Audio/visual performance artist Blake Carrington at Fourth (of July) First Friday
Every once in a while, there comes a weekend that’s almost too good to be true. The stars align, fortune smiles, you shrug off the work week, and you embrace Friday night with more reasons to celebrate than you actually have time to celebrate them. There are worse problems to have.
Today, the Harrison Center for the Arts invites you to enjoy yourselves, because not only is it July 4th, more importantly, it’s the First Friday of the month. And we’re gearing up for an open house that’s as good as ever. In fact, it’s going to be so good that the city scheduled fireworks for afterward. They say it’s to celebrate the birth of our nation, but we know what they really mean.
As part of our July First Friday, we are pleased to have Blake Carrington of Brooklyn, NY here to perform a personal composition and audiovisual performance. Blake is a professor at Mary Mount College, Pratt Institute, and several other schools in the greater New York City area.
Blake is a musician, visual artist, and software programmer all at once, and his performance art is as multi-faceted as he is. It’s a hybrid product that synthesizes manipulated sound recordings with a projected visual representation of the music—and it’s all done by him live with the use of software that he developed.
Essentially, Blake records sounds around the world, isolates individual tones in those sounds, and shifts the pitch to fit within the desired scale in order to produce a cohesive and harmonic sound.
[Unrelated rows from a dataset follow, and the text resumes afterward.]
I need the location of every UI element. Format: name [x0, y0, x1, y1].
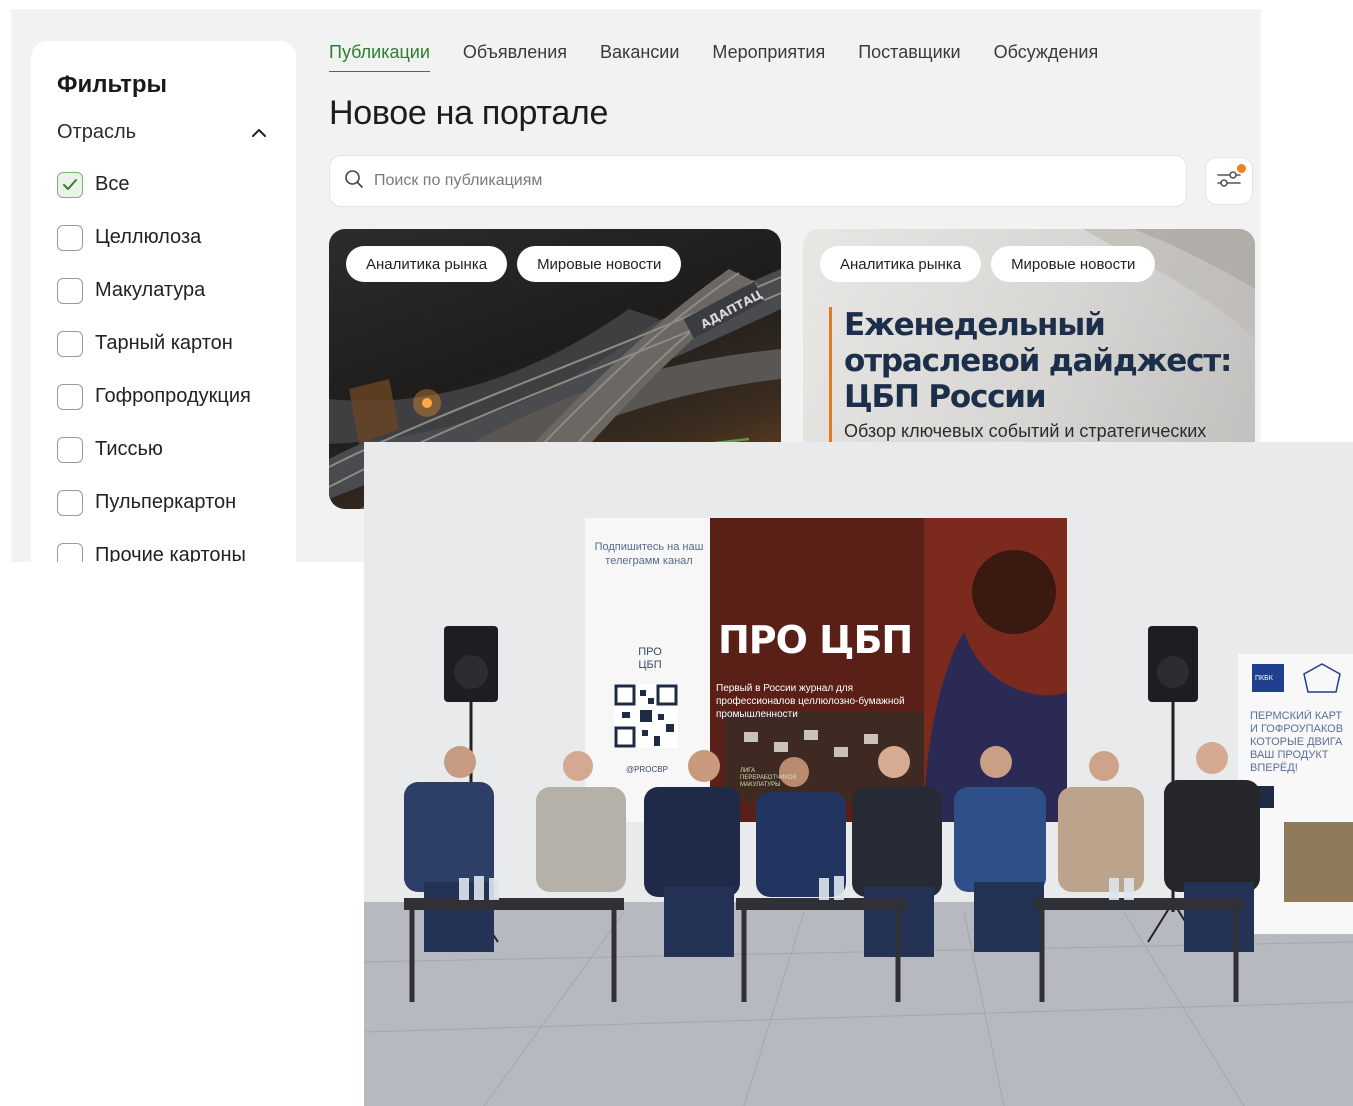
checkbox[interactable]	[57, 330, 83, 357]
notification-dot	[1237, 164, 1246, 173]
tab-item[interactable]: Поставщики	[858, 42, 960, 72]
filter-option-label: Тиссью	[95, 438, 163, 460]
checkbox[interactable]	[57, 171, 83, 198]
checkmark-icon	[63, 178, 77, 190]
tab-item[interactable]: Объявления	[463, 42, 567, 72]
digest-block: Еженедельный отраслевой дайджест: ЦБП Ро…	[829, 307, 1249, 461]
screen-logo-small: ПРО ЦБП	[638, 646, 662, 671]
banner-text: ПЕРМСКИЙ КАРТ И ГОФРОУПАКОВ КОТОРЫЕ ДВИГ…	[1250, 710, 1344, 774]
event-scene	[364, 442, 1353, 1106]
page-title: Новое на портале	[329, 94, 609, 132]
checkbox[interactable]	[57, 277, 83, 304]
card-tags: Аналитика рынка Мировые новости	[820, 246, 1156, 282]
screen-handle: @PROCBP	[626, 765, 668, 774]
checkbox[interactable]	[57, 383, 83, 410]
filter-list: Все Целлюлоза Макулатура Тарный картон Гофро…	[57, 158, 270, 562]
tab-item[interactable]: Мероприятия	[712, 42, 825, 72]
event-photo: Подпишитесь на наш телеграмм канал ПРО Ц…	[364, 442, 1353, 1106]
search-box[interactable]	[329, 155, 1187, 207]
filter-group-label: Отрасль	[57, 121, 137, 143]
filter-settings-button[interactable]	[1205, 157, 1253, 205]
search-icon	[344, 169, 364, 194]
filter-option[interactable]: Целлюлоза	[57, 211, 270, 264]
tag-chip[interactable]: Мировые новости	[517, 246, 682, 282]
screen-tagline: Первый в России журнал для профессионало…	[716, 683, 905, 720]
filter-option-label: Все	[95, 173, 130, 195]
filter-option-label: Прочие картоны	[95, 544, 246, 562]
content-tabs: Публикации Объявления Вакансии Мероприятия П…	[329, 42, 1259, 72]
checkbox[interactable]	[57, 542, 83, 562]
filter-option[interactable]: Гофропродукция	[57, 370, 270, 423]
filter-group-industry[interactable]: Отрасль	[57, 121, 270, 144]
checkbox[interactable]	[57, 489, 83, 516]
filter-option[interactable]: Все	[57, 158, 270, 211]
tag-chip[interactable]: Аналитика рынка	[820, 246, 982, 282]
digest-title: Еженедельный отраслевой дайджест: ЦБП Ро…	[844, 307, 1232, 415]
filter-option[interactable]: Макулатура	[57, 264, 270, 317]
filter-option-label: Макулатура	[95, 279, 206, 301]
screen-subscribe-text: Подпишитесь на наш телеграмм канал	[594, 541, 704, 567]
search-row	[329, 155, 1259, 207]
filter-option-label: Тарный картон	[95, 332, 233, 354]
checkbox[interactable]	[57, 436, 83, 463]
chevron-up-icon[interactable]	[248, 122, 270, 144]
search-input[interactable]	[374, 172, 1154, 190]
screen-headline: ПРО ЦБП	[718, 618, 913, 662]
filters-title: Фильтры	[57, 71, 168, 98]
card-tags: Аналитика рынка Мировые новости	[346, 246, 682, 282]
tag-chip[interactable]: Аналитика рынка	[346, 246, 508, 282]
checkbox[interactable]	[57, 224, 83, 251]
screen-sponsor: ЛИГА ПЕРЕРАБОТЧИКОВ МАКУЛАТУРЫ	[740, 768, 797, 788]
tab-item[interactable]: Обсуждения	[994, 42, 1099, 72]
filter-option[interactable]: Прочие картоны	[57, 529, 270, 562]
filter-option-label: Гофропродукция	[95, 385, 251, 407]
filter-option[interactable]: Тарный картон	[57, 317, 270, 370]
tab-item[interactable]: Публикации	[329, 42, 430, 72]
filter-option-label: Целлюлоза	[95, 226, 202, 248]
tag-chip[interactable]: Мировые новости	[991, 246, 1156, 282]
filters-panel: Фильтры Отрасль Все Целлюлоза Макулатура Та…	[31, 41, 296, 562]
filter-option-label: Пульперкартон	[95, 491, 237, 513]
tab-item[interactable]: Вакансии	[600, 42, 679, 72]
filter-option[interactable]: Тиссью	[57, 423, 270, 476]
banner-logo: ПКБК	[1255, 675, 1273, 682]
filter-option[interactable]: Пульперкартон	[57, 476, 270, 529]
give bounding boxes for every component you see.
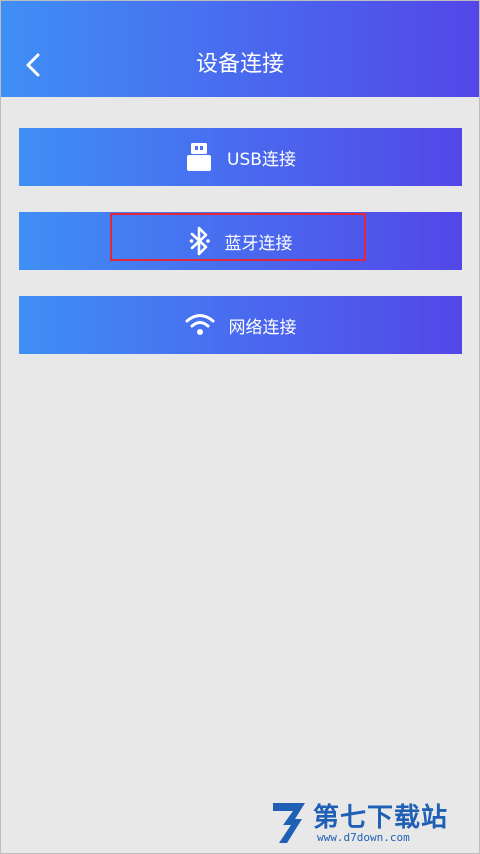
usb-icon xyxy=(185,142,213,172)
usb-connection-button[interactable]: USB连接 xyxy=(19,128,462,186)
bluetooth-connection-label: 蓝牙连接 xyxy=(224,233,293,254)
watermark-url: www.d7down.com xyxy=(317,831,410,844)
d7-logo-icon xyxy=(273,803,305,843)
network-connection-button[interactable]: 网络连接 xyxy=(19,296,462,354)
app-header: 设备连接 xyxy=(1,1,479,97)
watermark: 第七下载站 www.d7down.com xyxy=(269,795,469,849)
wifi-icon xyxy=(185,312,215,338)
page-title: 设备连接 xyxy=(195,52,284,77)
bluetooth-icon xyxy=(189,226,211,256)
network-connection-label: 网络连接 xyxy=(228,317,297,338)
watermark-name: 第七下载站 xyxy=(313,803,449,833)
bluetooth-connection-button[interactable]: 蓝牙连接 xyxy=(19,212,462,270)
usb-connection-label: USB连接 xyxy=(227,149,296,170)
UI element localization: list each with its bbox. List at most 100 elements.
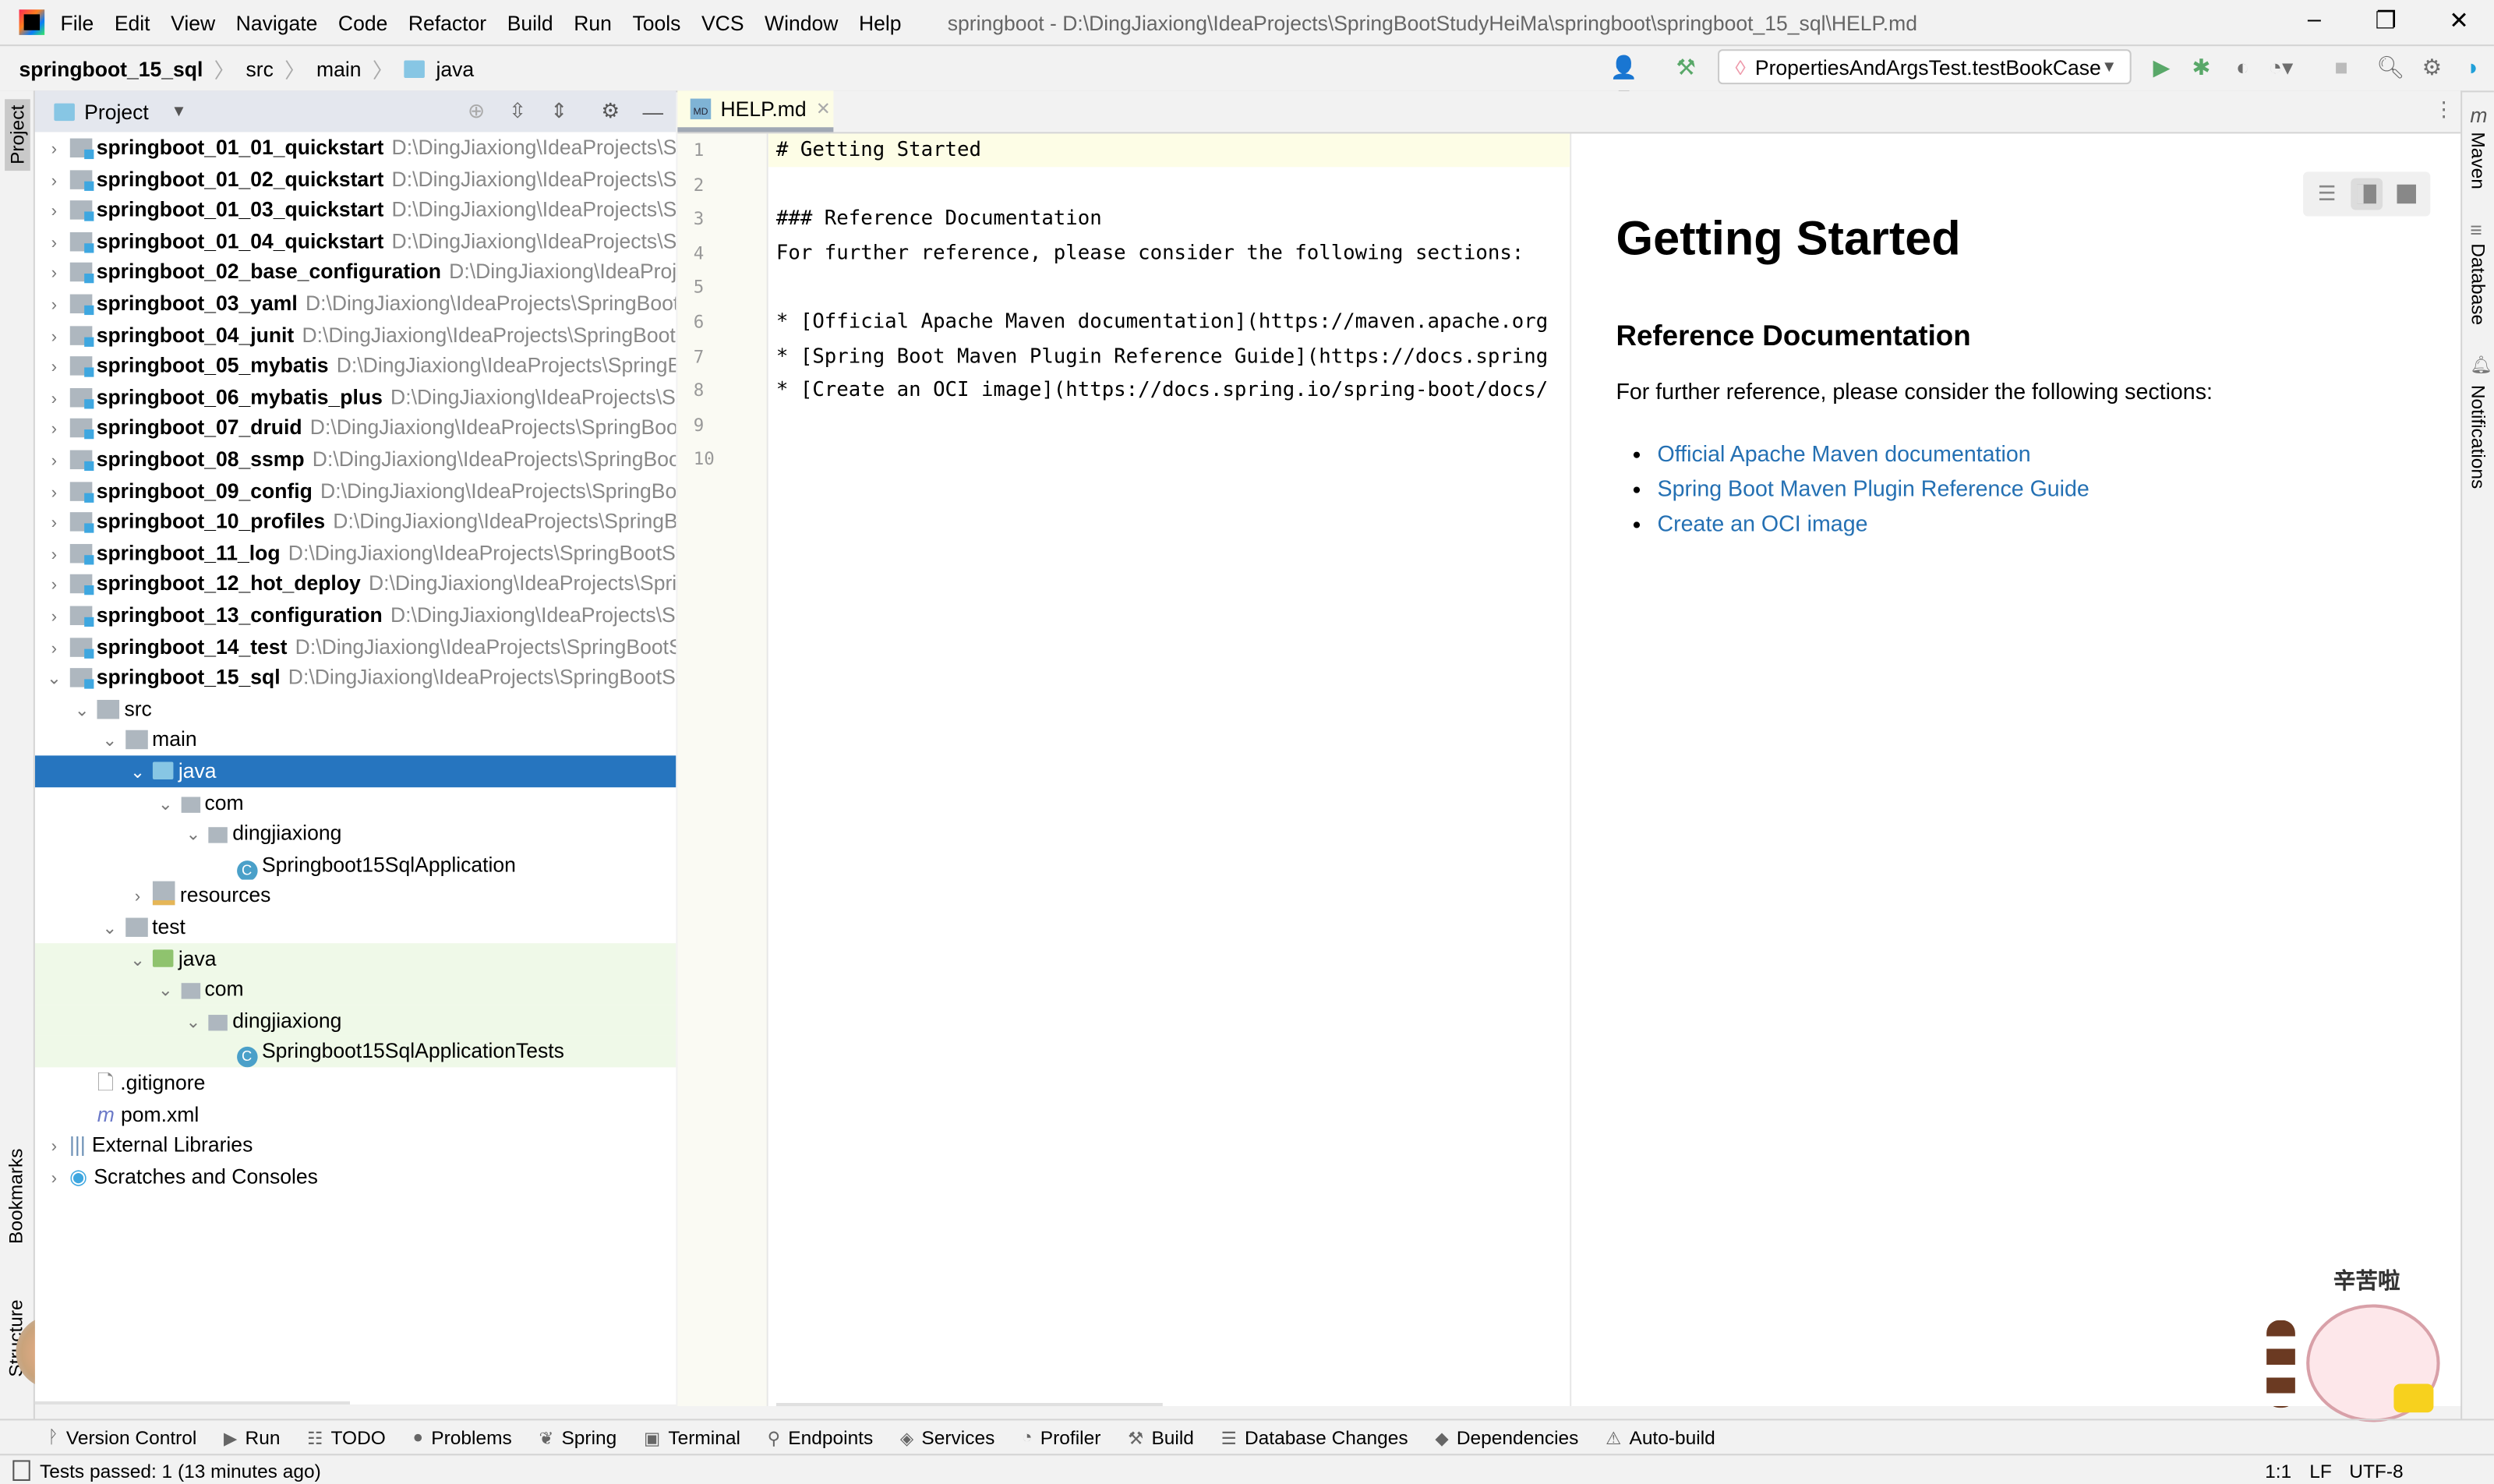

In certain ways, it’s a digitally remastered type of ambience that has organized the typical cacophony and dissonance of the world into an ordered sonic experience.
“Sometimes it can even sound like a gnarly electric organ,” Blake said.
This Friday, Blake will be performing his composition in the gym—a piece he developed in only a few short days this week. Among the myriad of sounds that listeners will get to hear is a collection of manipulated recordings Blake made at his recent residency with the Tofte Lake Center in Minnesota.
In this one composition, listeners can experience Blake’s haunting version of the Great Northern Loon’s call as well as the digitally altered sound of water running through a beaver’s dam. Each natural sound provides a different tool and mood for the composition that makes it wholly unique. “For instance, I put my shotgun mic incredibly close to a sitting dragonfly, and when it took off, its beating wings sounded like a low bass or kick drum,” Blake explained.
As Blake performs his compositions live on one laptop, the abstract audio is replicated by another laptop that generates an equally abstract visual that is projected for the audience to see. Blake’s intent is to create a subjective image space or landscape reminiscent of Rorschach’s ink blot tests that the audience could almost step into. The effect is mesmerizing, and when combined with the soaring audio he creates, it is an experience that can’t be replicated in any other setting.
If you’re interested, (which you should be) you can see a collection of Blake’s work online. Be sure to look at, listen to, and melt with his Cathedral Scan performance project, and buckle up for something equally beautiful tonight.
First Friday runs from 6pm to 9pm with Blake’s performance scheduled for 8pm in the gym. The city’s fireworks show will be starting at 9:45pm, give or take, so I can tell you that your July 4th night has already been set up with the perfect itinerary. You aren’t going to want to miss everything that’s happening at the Harrison Center tonight.